Volver al inicio El Mundial 2026 empañado por controversias políticas: árbitro somalí vetado, disputas de visados iraníes y protestas Política

El Mundial 2026 empañado por controversias políticas: árbitro somalí vetado, disputas de visados iraníes y protestas

Publicado el 12 de junio de 2026 741 vistas

La Copa Mundial FIFA 2026, concebida como una celebración de la unidad global a través del deporte, se ha visto envuelta en una serie de controversias políticas que amenazan con eclipsar la acción en el terreno de juego. Entre los incidentes más destacados se encuentra el caso del árbitro somalí Omar Artan, a quien se le prohibió la entrada a Estados Unidos en el Aeropuerto Internacional de Miami por lo que los funcionarios describieron como preocupaciones de verificación relacionadas con supuestas asociaciones con presuntos miembros de organizaciones terroristas.

Artan, nombrado árbitro masculino del año por la Confederación Africana de Fútbol y quien había arbitrado en la Copa Africana de Naciones, soportó una odisea de once horas en el aeropuerto. Según múltiples informes, fue interrogado extensamente sobre la política somalí y el grupo militante Al-Shabaab, colocado en una celda de detención y finalmente puesto en un vuelo de regreso a Estambul. El reconocido oficial había sido designado para dirigir partidos del Mundial y viajaba con todas las credenciales y documentación requeridas por la FIFA.

A su regreso, Artan recibió una bienvenida de héroe en Somalia, donde funcionarios gubernamentales y autoridades del fútbol condenaron lo que calificaron como un trato discriminatorio por parte de las autoridades migratorias estadounidenses. Somalia se encuentra entre aproximadamente 40 países sujetos a restricciones de viaje reforzadas implementadas por la administración Trump, que según los críticos abarcan demasiado y penalizan a las personas por su nacionalidad en lugar de una evaluación de riesgo individual.

La controversia se extiende más allá del árbitro somalí. Los jugadores iraníes obtuvieron sus visados para participar en el torneo, pero al cuerpo técnico, personal directivo y equipo de apoyo se les habría denegado la entrada a Estados Unidos. Los funcionarios iraníes han acusado a Washington de un trato discriminatorio y políticamente motivado, argumentando que las denegaciones selectivas de visados socavan el espíritu del Mundial y violan las regulaciones de la FIFA que garantizan a todas las naciones participantes acceso pleno al torneo. La disputa se produce en medio de tensiones más amplias entre Estados Unidos e Irán, incluido el conflicto militar en curso.

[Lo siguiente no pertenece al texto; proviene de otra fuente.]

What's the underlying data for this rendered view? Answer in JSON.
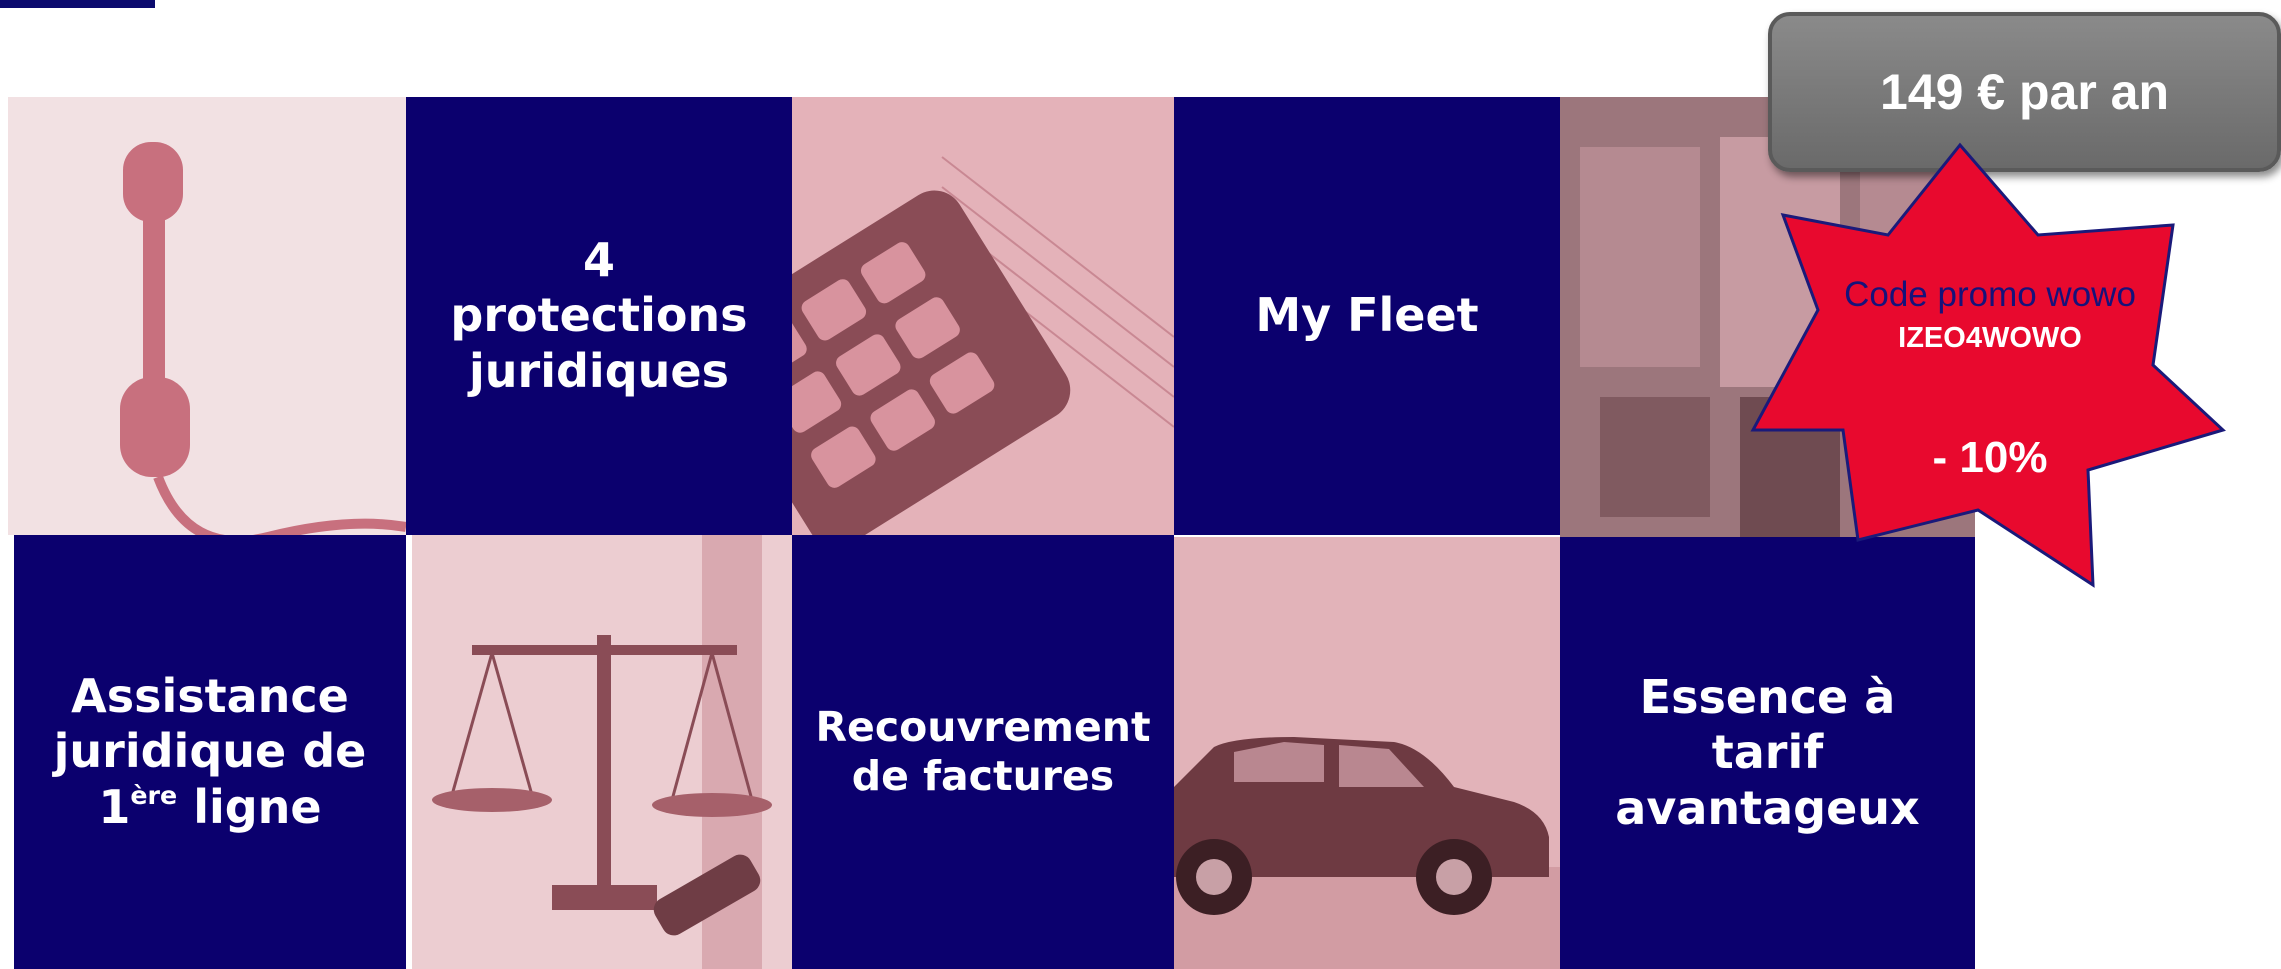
{
  "tiles": {
    "protections": "4\nprotections\njuridiques",
    "my_fleet": "My Fleet",
    "assistance": {
      "line1": "Assistance",
      "line2": "juridique de",
      "line3_prefix": "1",
      "line3_sup": "ère",
      "line3_suffix": " ligne"
    },
    "recouvrement": "Recouvrement\nde factures",
    "essence": "Essence à\ntarif\navantageux"
  },
  "price": {
    "label": "149 € par an"
  },
  "promo": {
    "label": "Code promo wowo",
    "code": "IZEO4WOWO",
    "discount": "- 10%"
  },
  "colors": {
    "navy": "#0b006e",
    "promo_red": "#e8092e",
    "price_gray": "#7a7a7a",
    "photo_tint": "#e9c3c8"
  },
  "icons": [
    "telephone-icon",
    "calculator-icon",
    "fuel-pump-icon",
    "scales-of-justice-icon",
    "car-icon"
  ]
}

Las selecciones de Senegal y Uzbekistán también informaron haber enfrentado procedimientos de control de seguridad inusualmente estrictos y prolongados al llegar a Estados Unidos, generando preocupación entre los funcionarios de la FIFA sobre si las políticas migratorias del país anfitrión son compatibles con el funcionamiento fluido de un evento deportivo global. La FIFA habría comunicado sus inquietudes a las autoridades estadounidenses, enfatizando que todos los participantes acreditados del torneo deben poder desplazarse libremente entre las ciudades sede.

En las calles que rodean el Estadio Azteca durante la jornada inaugural, las tensiones políticas desbordaron en confrontación directa. Estudiantes y activistas de la Universidad Nacional Autónoma de México organizaron protestas argumentando que los enormes recursos públicos dedicados al Mundial deberían destinarse a prioridades sociales urgentes como la educación, la sanidad y la reducción de la pobreza. Las manifestaciones se tornaron violentas cuando algunos manifestantes arrojaron piedras contra las barreras de seguridad, lo que llevó a la policía a desplegar medidas de control de multitudes, incluyendo gas lacrimógeno y cañones de agua.

La convergencia de estos incidentes ha ensombrecido lo que los organizadores esperaban fuera un torneo emblemático. El contexto geopolítico general, que incluye el conflicto en curso entre Estados Unidos e Irán, las políticas migratorias restrictivas que afectan a varias naciones participantes y las tensiones sociales internas en México, ha transformado el Mundial en un escenario donde los agravios políticos se expresan junto a la competición deportiva. El presidente de la FIFA, Gianni Infantino, ha instado a todas las partes a priorizar el espíritu de juego limpio y cooperación internacional, pero las controversias no muestran señales de disminuir conforme avanza el torneo.